A $25-a-month advertising credit given to employees to test and improve their skills on Facebook Ad Manager was instead sold for $20 cash, he added.
“It was just kind of normal. Oh, you’re getting an Uber Eats, you throw stuff in. It wasn’t like you felt you were cheating,” said the former Instagram employee. “You feel like that’s your money.”
A growing sense of entitlement
Some say that all this pampering led to a growing sense of entitlement among tech employees, who thought they could push the limits of what was acceptable when it came to perks.
“Google would give out Christmas presents, the latest phone or something, and I would see people complain about it,” the former Googler said.
Meta CEO Mark Zuckerberg famously bristled during an all-hands meeting about coming layoffs in 2022 when an employee asked whether the company would continue its COVID-era bonus holidays.
“People would get angry about the littlest of things in the live comments when Zuck did the company all-hands — the kinds of comments that would get you fired in any other job,” said a former Meta employee who left last year. “‘How can you cut the laundry benefit?’ ‘The food is crap now!,’ etc.”
Where to draw the line?
None of the tech workers Business Insider spoke to endorsed expense fraud. Indeed, there are tax consequences for companies and individuals if tax-exempted benefits or vouchers for a specific purpose are used for something else.

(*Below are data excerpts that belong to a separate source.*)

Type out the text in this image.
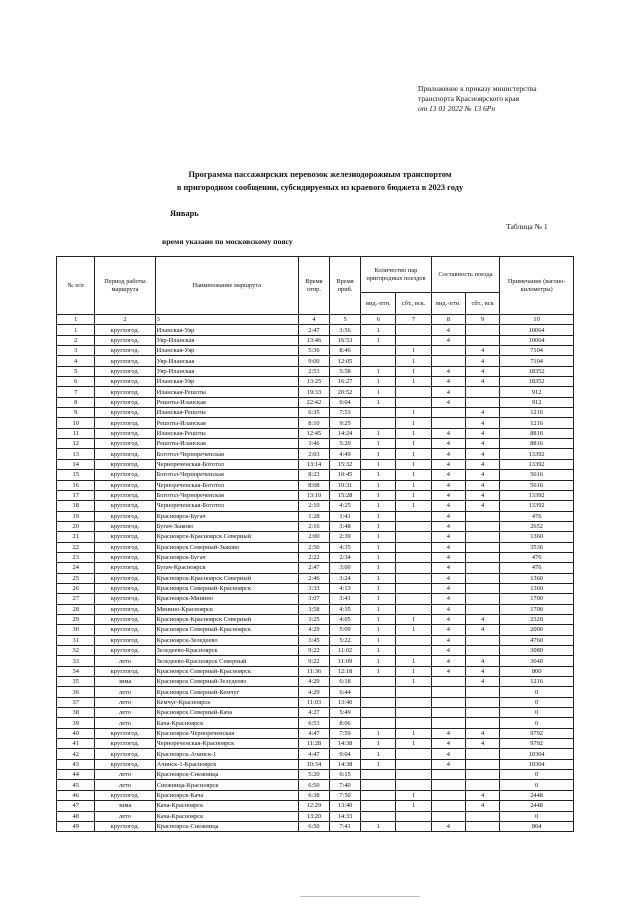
Приложение к приказу министерства
транспорта Красноярского края
от 13 01 2022 № 13 6Рп
Программа пассажирских перевозок железнодорожным транспортом
в пригородном сообщении, субсидируемых из краевого бюджета в 2023 году
Январь
Таблица № 1
время указано по московскому поясу
№ п/п	Период работы маршрута	Наименование маршрута	Время отпр.	Время приб.	Количество пар пригородных поездов		Составность поезда		Примечание (вагоно-километры)
					вид.-птн.	сбт., вск.	вид.-птн.	сбт., вск	
1	2	3	4	5	6	7	8	9	10
1	круглогод.	Иланская-Уяр	2:47	3:56	1		4		10064
2	круглогод.	Уяр-Иланская	13:46	16:53	1		4		10064
3	круглогод.	Иланская-Уяр	5:36	8:46		1		4	7104
4	круглогод.	Уяр-Иланская	9:00	12:05		1		4	7104
5	круглогод.	Уяр-Иланская	2:53	5:58	1	1	4	4	18352
6	круглогод.	Иланская-Уяр	13:25	16:27	1	1	4	4	18352
7	круглогод.	Иланская-Решоты	19:33	20:52	1		4		912
8	круглогод.	Решоты-Иланская	22:42	0:04	1		4		912
9	круглогод.	Иланская-Решоты	6:35	7:53		1		4	1216
10	круглогод.	Решоты-Иланская	8:10	9:25		1		4	1216
11	круглогод.	Иланская-Решоты	12:45	14:24	1	1	4	4	8816
12	круглогод.	Решоты-Иланская	3:46	5:20	1	1	4	4	8816
13	круглогод.	Боготол-Чернореченская	2:03	4:49	1	1	4	4	13392
14	круглогод.	Чернореченская-Боготол	13:14	15:32	1	1	4	4	13392
15	круглогод.	Боготол-Чернореченская	8:23	10:45	1	1	4	4	5616
16	круглогод.	Чернореченская-Боготол	8:08	10:31	1	1	4	4	5616
17	круглогод.	Боготол-Чернореченская	13:10	15:28	1	1	4	4	13392
18	круглогод.	Чернореченская-Боготол	2:10	4:25	1	1	4	4	13392
19	круглогод.	Красноярск-Бугач	1:28	1:41	1		4		476
20	круглогод.	Бугач-Зыково	2:16	3:48	1		4		2652
21	круглогод.	Красноярск-Красноярск Северный	2:00	2:39	1		4		1360
22	круглогод.	Красноярск Северный-Зыково	2:50	4:35	1		4		3536
23	круглогод.	Красноярск-Бугач	2:22	2:34	1		4		476
24	круглогод.	Бугач-Красноярск	2:47	3:00	1		4		476
25	круглогод.	Красноярск-Красноярск Северный	2:46	3:24	1		4		1360
26	круглогод.	Красноярск Северный-Красноярск	3:33	4:13	1		4		1360
27	круглогод.	Красноярск-Минино	3:07	3:41	1		4		1700
28	круглогод.	Минино-Красноярск	3:58	4:35	1		4		1700
29	круглогод.	Красноярск-Красноярск Северный	3:25	4:05	1	1	4	4	2320
30	круглогод.	Красноярск Северный-Красноярск	4:29	5:09	1	1	4	4	2000
31	круглогод.	Красноярск-Зеледеево	3:45	5:22	1		4		4760
32	круглогод.	Зеледеево-Красноярск	9:22	11:02	1		4		3080
33	лето	Зеледеево-Красноярск Северный	9:22	11:09	1	1	4	4	3040
34	круглогод.	Красноярск Северный-Красноярск	11:36	12:18	1	1	4	4	800
35	зима	Красноярск Северный-Зеледеево	4:29	6:18		1		4	1216
36	лето	Красноярск Северный-Кемчуг	4:29	6:44					0
37	лето	Кемчуг-Красноярск	11:03	13:40					0
38	лето	Красноярск Северный-Кача	4:27	5:49					0
39	лето	Кача-Красноярск	6:53	8:06					0
40	круглогод.	Красноярск-Чернореченская	4:47	7:59	1	1	4	4	9792
41	круглогод.	Чернореченская-Красноярск	11:28	14:38	1	1	4	4	9792
42	круглогод.	Красноярск-Ачинск-1	4:47	9:04	1		4		10304
43	круглогод.	Ачинск-1-Красноярск	10:34	14:38	1		4		10304
44	лето	Красноярск-Снежница	5:20	6:15					0
45	лето	Снежница-Красноярск	6:50	7:40					0
46	круглогод.	Красноярск-Кача	6:38	7:50		1		4	2448
47	зима	Кача-Красноярск	12:29	13:40		1		4	2448
48	лето	Кача-Красноярск	13:20	14:33					0
49	круглогод.	Красноярск-Снежница	6:50	7:41	1		4		864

Many tech workers told BI that companies never really made it clear what was acceptable. Is it OK if your partner stops by late to see you in the office and grabs a French fry from a plate of food that your employer paid for? What about 10 fries, or a whole plate?

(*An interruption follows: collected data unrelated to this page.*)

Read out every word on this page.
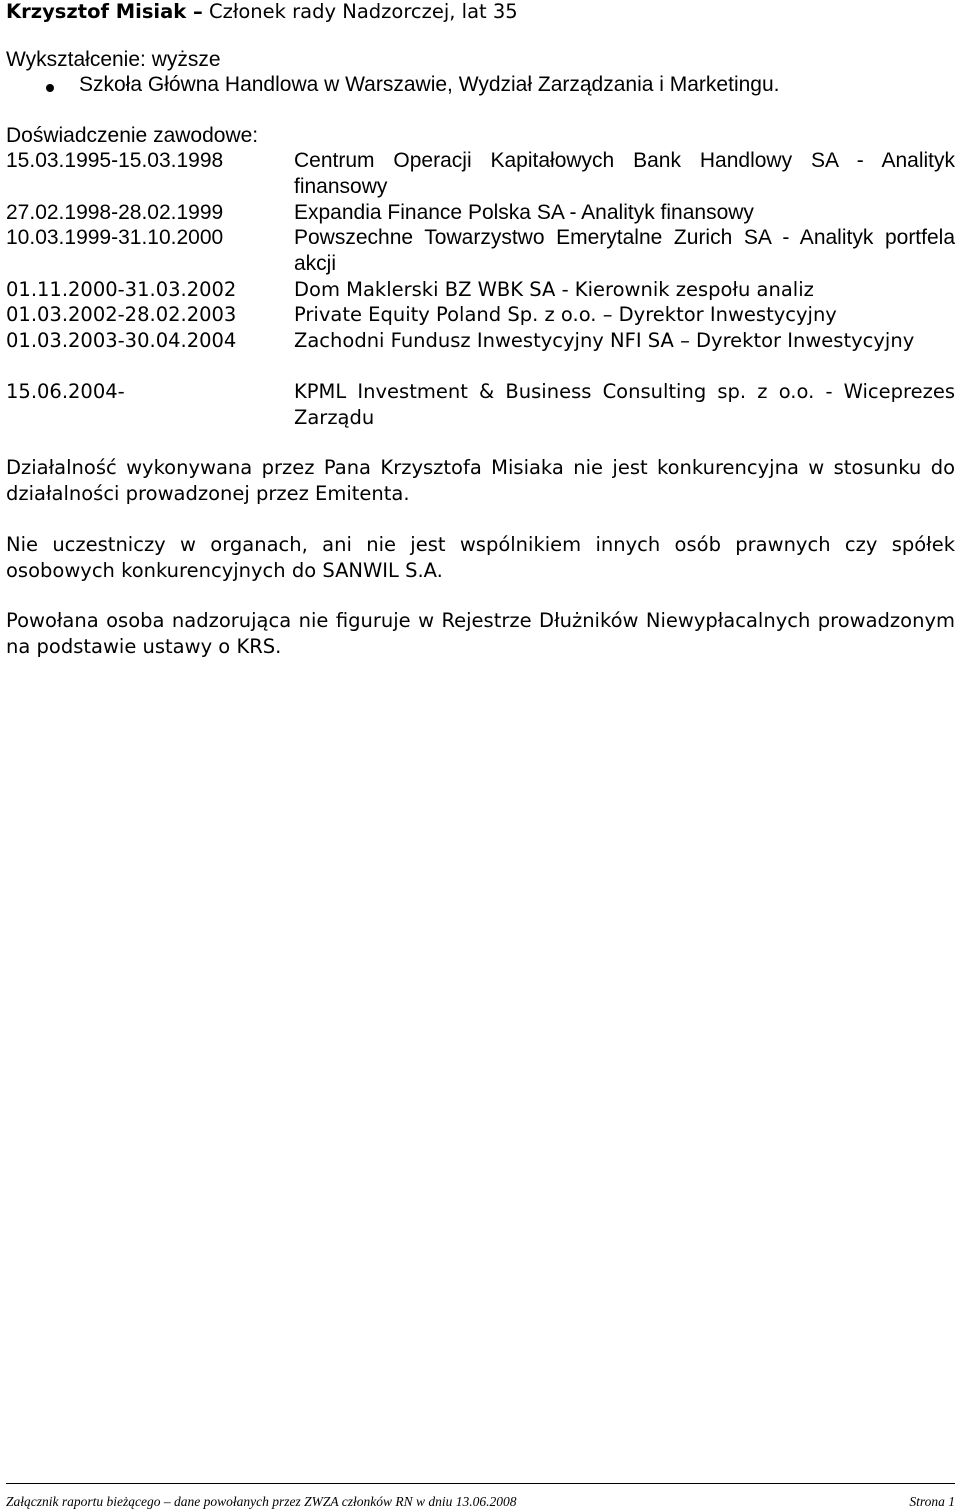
Krzysztof Misiak – Członek rady Nadzorczej, lat 35
Wykształcenie: wyższe
Szkoła Główna Handlowa w Warszawie, Wydział Zarządzania i Marketingu.
Doświadczenie zawodowe:
15.03.1995-15.03.1998	Centrum Operacji Kapitałowych Bank Handlowy SA - Analityk finansowy
27.02.1998-28.02.1999	Expandia Finance Polska SA - Analityk finansowy
10.03.1999-31.10.2000	Powszechne Towarzystwo Emerytalne Zurich SA - Analityk portfela akcji
01.11.2000-31.03.2002	Dom Maklerski BZ WBK SA - Kierownik zespołu analiz
01.03.2002-28.02.2003	Private Equity Poland Sp. z o.o. – Dyrektor Inwestycyjny
01.03.2003-30.04.2004	Zachodni Fundusz Inwestycyjny NFI SA – Dyrektor Inwestycyjny
15.06.2004-	KPML Investment & Business Consulting sp. z o.o. - Wiceprezes Zarządu
Działalność wykonywana przez Pana Krzysztofa Misiaka nie jest konkurencyjna w stosunku do działalności prowadzonej przez Emitenta.
Nie uczestniczy w organach, ani nie jest wspólnikiem innych osób prawnych czy spółek osobowych konkurencyjnych do SANWIL S.A.
Powołana osoba nadzorująca nie figuruje w Rejestrze Dłużników Niewypłacalnych prowadzonym na podstawie ustawy o KRS.
Załącznik raportu bieżącego – dane powołanych przez ZWZA członków RN w dniu 13.06.2008	Strona 1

Patrick Mork, who led marketing for Google Play before leaving in 2013, thinks tech companies have moved too far away from their initial worker-friendly cultures as their focus has turned toward Wall Street’s profit expectations. That shift has eroded leadership skills, meaning some employees aren’t clear on their company’s values and rules, he added.
“Employers don’t focus on anything that’s not being measured — and what’s not being measured is culture, leadership, and values,” Mork said.

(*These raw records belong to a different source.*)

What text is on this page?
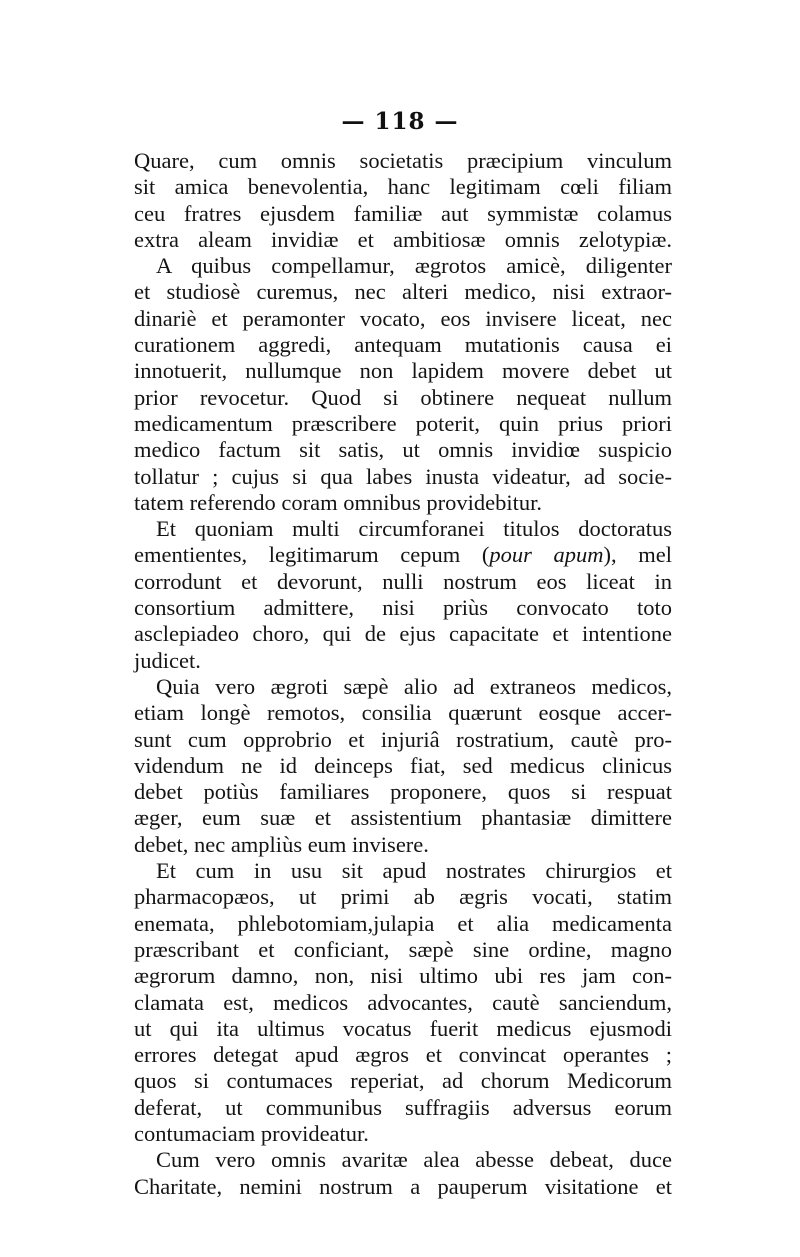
— 118 —
Quare, cum omnis societatis præcipium vinculum
sit amica benevolentia, hanc legitimam cœli filiam
ceu fratres ejusdem familiæ aut symmistæ colamus
extra aleam invidiæ et ambitiosæ omnis zelotypiæ.
A quibus compellamur, ægrotos amicè, diligenter
et studiosè curemus, nec alteri medico, nisi extraor-
dinariè et peramonter vocato, eos invisere liceat, nec
curationem aggredi, antequam mutationis causa ei
innotuerit, nullumque non lapidem movere debet ut
prior revocetur. Quod si obtinere nequeat nullum
medicamentum præscribere poterit, quin prius priori
medico factum sit satis, ut omnis invidiœ suspicio
tollatur ; cujus si qua labes inusta videatur, ad socie-
tatem referendo coram omnibus providebitur.
Et quoniam multi circumforanei titulos doctoratus
ementientes, legitimarum cepum (pour apum), mel
corrodunt et devorunt, nulli nostrum eos liceat in
consortium admittere, nisi priùs convocato toto
asclepiadeo choro, qui de ejus capacitate et intentione
judicet.
Quia vero ægroti sæpè alio ad extraneos medicos,
etiam longè remotos, consilia quærunt eosque accer-
sunt cum opprobrio et injuriâ rostratium, cautè pro-
videndum ne id deinceps fiat, sed medicus clinicus
debet potiùs familiares proponere, quos si respuat
æger, eum suæ et assistentium phantasiæ dimittere
debet, nec ampliùs eum invisere.
Et cum in usu sit apud nostrates chirurgios et
pharmacopæos, ut primi ab ægris vocati, statim
enemata, phlebotomiam,julapia et alia medicamenta
præscribant et conficiant, sæpè sine ordine, magno
ægrorum damno, non, nisi ultimo ubi res jam con-
clamata est, medicos advocantes, cautè sanciendum,
ut qui ita ultimus vocatus fuerit medicus ejusmodi
errores detegat apud ægros et convincat operantes ;
quos si contumaces reperiat, ad chorum Medicorum
deferat, ut communibus suffragiis adversus eorum
contumaciam provideatur.
Cum vero omnis avaritæ alea abesse debeat, duce
Charitate, nemini nostrum a pauperum visitatione et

Dilip Rao, the CEO of Sharebite, a startup that lets client companies give workers credit cards for meals that only work at approved restaurants, criticized companies for offering easily abusable perks to workers and then penalizing them for it. “Why even put somebody in that position?” he said.
Grubgate is “a perfect example of a recurring issue,” he added. “Obviously it’s gained visibility because it happened at Meta. But I got to tell you, this same exact problem happens all the time.”
He said he’s seen other examples of tech employees using company meal vouchers to buy firewood and pet food.
Layoffs led to more perks-grifting
Layoffs across the industry have left some employees cynical about their companies and worried about job security. When you’re afraid you could be let go by a company, you might max out on perks.
The job marketplace Trueup said at least 650,000 tech workers have been cut since the start of 2023.
“Once the layoffs started, people were focused on spending whatever perks they had as quickly as possible,” said the former Meta employee who left last year.
Soon, there may be fewer perks-grifting opportunities. Alongside industry-wide layoffs that began in 2022, many tech companies also trimmed the benefits they offer.
The Big Tech pampering era could soon be over, said Bruce Daisley, a former vice president at Twitter and YouTube who now coaches leadership teams at large companies on workplace culture.
“There’s a feeling that it became a monster that needed to be killed,” Daisley said.